Indeed, we can then take $M = \pi(H)$. Condition 1 implies that $M$ is a hypersurface in $\mathbb{R}P^n$, and condition 2 ensures that the connected components of $\tilde{M} = H \sqcup a(H)$ cannot lie in opposite hemispheres (here $a : \mathbb{S}^n \to \mathbb{S}^n$ is the antipodal map).
I will now explain how to construct such an $H$. View $\mathbb{S}^n$ as the unit sphere in $\mathbb{R}^{n+1}$ and let $\mathbb{S}^{n-1}$ denote the "equator" $\mathbb{S}^n \cap (\mathbb{R}^{n} \times \{0\})$. Let $S_-$, $S_+$ denote the two closed hemispheres with common boundary $S_- \cap S_+ = \mathbb{S}^{n-1}$.
Fix a point $p$ in the interior of $S_+$ and choose $n + 1$ points $q_1, \dots, q_{n+1} \in \mathbb{S}^{n-1}$ such that the interior of the convex hull of $\{q_1, \dots, q_{n+1}\}$ in $\mathbb{R}^n \times \{0\}$ contains the origin. The point of this condition is that it implies that $S_+$ and $S_-$ are the only hemispheres of $\mathbb{S}^n$ that contain all the $q_i$'s. It follows that $S_+$ is the only hemisphere that contains $p$ and $q_1,\dots,q_{n+1}$.
Let $T \subset S_+$ be a smoothly embedded graph with vertices $p, q_1, \dots, q_{n+1}$ and with one edge connecting $p$ to $q_i$ for each $i \in \{1,\dots,n+1\}$. We can assume without loss of generality that there is no pair of antipodal points in $\{q_1,\dots,q_{n+1}\}$ and hence that there is no such pair in $T$. Thus, any sufficiently small regular neighborhood $U \subset \mathbb{S}^n$ of $T$ will also not contain any pair of antipodal points.

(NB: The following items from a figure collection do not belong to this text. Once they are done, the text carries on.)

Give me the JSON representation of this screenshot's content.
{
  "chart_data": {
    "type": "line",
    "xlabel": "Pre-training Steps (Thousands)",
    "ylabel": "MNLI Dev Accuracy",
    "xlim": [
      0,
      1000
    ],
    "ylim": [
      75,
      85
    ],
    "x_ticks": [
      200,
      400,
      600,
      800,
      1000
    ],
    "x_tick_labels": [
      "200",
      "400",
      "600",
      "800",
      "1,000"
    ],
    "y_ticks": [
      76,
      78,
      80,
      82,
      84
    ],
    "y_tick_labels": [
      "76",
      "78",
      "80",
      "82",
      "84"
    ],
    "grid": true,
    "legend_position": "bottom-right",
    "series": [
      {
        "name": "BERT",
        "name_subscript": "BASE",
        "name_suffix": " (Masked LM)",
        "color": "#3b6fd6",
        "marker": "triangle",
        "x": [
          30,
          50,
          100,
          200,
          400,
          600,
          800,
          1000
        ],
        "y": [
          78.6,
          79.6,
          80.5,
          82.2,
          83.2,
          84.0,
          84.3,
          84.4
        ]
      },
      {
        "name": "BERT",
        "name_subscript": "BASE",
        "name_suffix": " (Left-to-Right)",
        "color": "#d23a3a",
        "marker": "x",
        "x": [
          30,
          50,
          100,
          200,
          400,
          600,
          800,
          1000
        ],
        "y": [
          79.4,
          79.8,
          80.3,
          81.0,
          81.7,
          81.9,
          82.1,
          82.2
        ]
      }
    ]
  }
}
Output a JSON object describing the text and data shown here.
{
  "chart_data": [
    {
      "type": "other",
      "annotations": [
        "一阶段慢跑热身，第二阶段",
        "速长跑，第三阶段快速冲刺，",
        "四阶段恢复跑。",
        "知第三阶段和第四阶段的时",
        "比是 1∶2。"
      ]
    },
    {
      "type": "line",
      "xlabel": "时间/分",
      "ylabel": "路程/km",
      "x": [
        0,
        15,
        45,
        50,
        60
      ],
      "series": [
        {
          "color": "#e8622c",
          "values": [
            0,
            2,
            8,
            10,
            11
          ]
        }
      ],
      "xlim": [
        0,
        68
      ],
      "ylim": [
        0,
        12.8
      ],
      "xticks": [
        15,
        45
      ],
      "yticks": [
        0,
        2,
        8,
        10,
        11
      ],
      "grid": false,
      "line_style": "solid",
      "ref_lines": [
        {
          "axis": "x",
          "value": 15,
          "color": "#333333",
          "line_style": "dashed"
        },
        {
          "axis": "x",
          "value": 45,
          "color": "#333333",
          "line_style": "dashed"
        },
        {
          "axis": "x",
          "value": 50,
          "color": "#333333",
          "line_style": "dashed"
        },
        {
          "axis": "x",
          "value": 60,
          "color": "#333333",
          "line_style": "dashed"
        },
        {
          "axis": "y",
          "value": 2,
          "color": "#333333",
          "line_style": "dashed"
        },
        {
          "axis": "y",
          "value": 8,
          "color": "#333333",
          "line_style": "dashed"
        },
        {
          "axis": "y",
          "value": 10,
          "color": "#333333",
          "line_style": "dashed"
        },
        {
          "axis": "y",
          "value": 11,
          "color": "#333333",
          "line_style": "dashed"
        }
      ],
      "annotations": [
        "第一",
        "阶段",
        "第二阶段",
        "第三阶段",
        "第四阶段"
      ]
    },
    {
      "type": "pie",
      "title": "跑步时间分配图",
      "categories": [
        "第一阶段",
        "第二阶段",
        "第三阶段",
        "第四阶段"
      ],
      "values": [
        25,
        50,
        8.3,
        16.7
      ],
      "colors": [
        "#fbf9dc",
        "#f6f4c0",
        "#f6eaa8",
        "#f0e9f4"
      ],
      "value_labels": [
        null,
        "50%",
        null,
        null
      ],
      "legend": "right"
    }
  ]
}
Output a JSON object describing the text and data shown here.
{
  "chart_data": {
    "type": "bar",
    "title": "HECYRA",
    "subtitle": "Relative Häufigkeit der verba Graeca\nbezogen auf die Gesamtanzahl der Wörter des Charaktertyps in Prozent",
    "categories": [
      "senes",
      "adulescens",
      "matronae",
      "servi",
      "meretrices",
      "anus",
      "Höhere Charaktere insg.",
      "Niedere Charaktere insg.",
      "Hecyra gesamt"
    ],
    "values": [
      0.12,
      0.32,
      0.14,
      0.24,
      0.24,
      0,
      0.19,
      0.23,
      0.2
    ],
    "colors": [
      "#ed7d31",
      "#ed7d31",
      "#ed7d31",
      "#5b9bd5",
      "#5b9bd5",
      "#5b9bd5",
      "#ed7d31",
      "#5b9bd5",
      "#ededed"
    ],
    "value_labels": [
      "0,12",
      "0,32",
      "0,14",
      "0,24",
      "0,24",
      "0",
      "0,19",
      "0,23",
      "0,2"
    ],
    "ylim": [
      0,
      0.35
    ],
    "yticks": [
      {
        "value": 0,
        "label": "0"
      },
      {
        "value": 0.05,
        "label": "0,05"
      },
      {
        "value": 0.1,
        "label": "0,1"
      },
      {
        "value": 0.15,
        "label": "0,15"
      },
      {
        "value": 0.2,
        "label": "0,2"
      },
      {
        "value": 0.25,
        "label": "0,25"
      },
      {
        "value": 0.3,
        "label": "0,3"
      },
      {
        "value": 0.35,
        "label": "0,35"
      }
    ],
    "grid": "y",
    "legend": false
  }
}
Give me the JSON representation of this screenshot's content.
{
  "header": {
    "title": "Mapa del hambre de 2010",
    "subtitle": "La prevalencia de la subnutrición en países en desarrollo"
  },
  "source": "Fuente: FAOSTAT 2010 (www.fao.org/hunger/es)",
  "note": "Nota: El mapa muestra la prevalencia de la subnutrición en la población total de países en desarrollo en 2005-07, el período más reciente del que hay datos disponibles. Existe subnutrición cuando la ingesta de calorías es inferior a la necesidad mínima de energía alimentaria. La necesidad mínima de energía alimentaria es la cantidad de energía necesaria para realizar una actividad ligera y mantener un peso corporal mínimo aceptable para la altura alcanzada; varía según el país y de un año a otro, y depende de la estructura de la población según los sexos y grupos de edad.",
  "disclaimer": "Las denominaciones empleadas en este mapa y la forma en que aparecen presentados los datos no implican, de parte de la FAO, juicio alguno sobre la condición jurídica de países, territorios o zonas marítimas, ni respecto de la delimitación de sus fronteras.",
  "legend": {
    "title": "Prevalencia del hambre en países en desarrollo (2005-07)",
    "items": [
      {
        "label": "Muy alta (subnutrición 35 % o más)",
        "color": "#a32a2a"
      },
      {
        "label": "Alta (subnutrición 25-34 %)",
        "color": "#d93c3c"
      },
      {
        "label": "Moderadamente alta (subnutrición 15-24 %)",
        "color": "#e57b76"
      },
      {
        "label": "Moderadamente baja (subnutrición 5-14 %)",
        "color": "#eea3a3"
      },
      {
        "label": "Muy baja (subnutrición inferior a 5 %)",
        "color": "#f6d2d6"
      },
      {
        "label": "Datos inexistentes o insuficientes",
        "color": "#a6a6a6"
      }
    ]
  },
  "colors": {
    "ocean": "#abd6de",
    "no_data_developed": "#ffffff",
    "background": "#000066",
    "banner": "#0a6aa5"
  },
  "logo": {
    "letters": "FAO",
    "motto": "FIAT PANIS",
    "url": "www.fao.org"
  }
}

Note that $U$ is a connected open subset of $\mathbb{S}^n$ (in fact it is diffeomorphic to an $n$-ball) and has nonempty intersection with $S_-$. It follows that there exists a closed connected hypersurface $H \subset U$ which contains $p,q_1,\dots,q_{n+1}$ and intersects the interior of $S_-$ nontrivially (in fact we can take $H$ to be diffeomorphic to $\mathbb{S}^{n-1}$). This concludes the proof: $H$ satisfies condition 1 because $U$ does and condition 2 by our choice of $p,q_1,\dots,q_{n+1}$.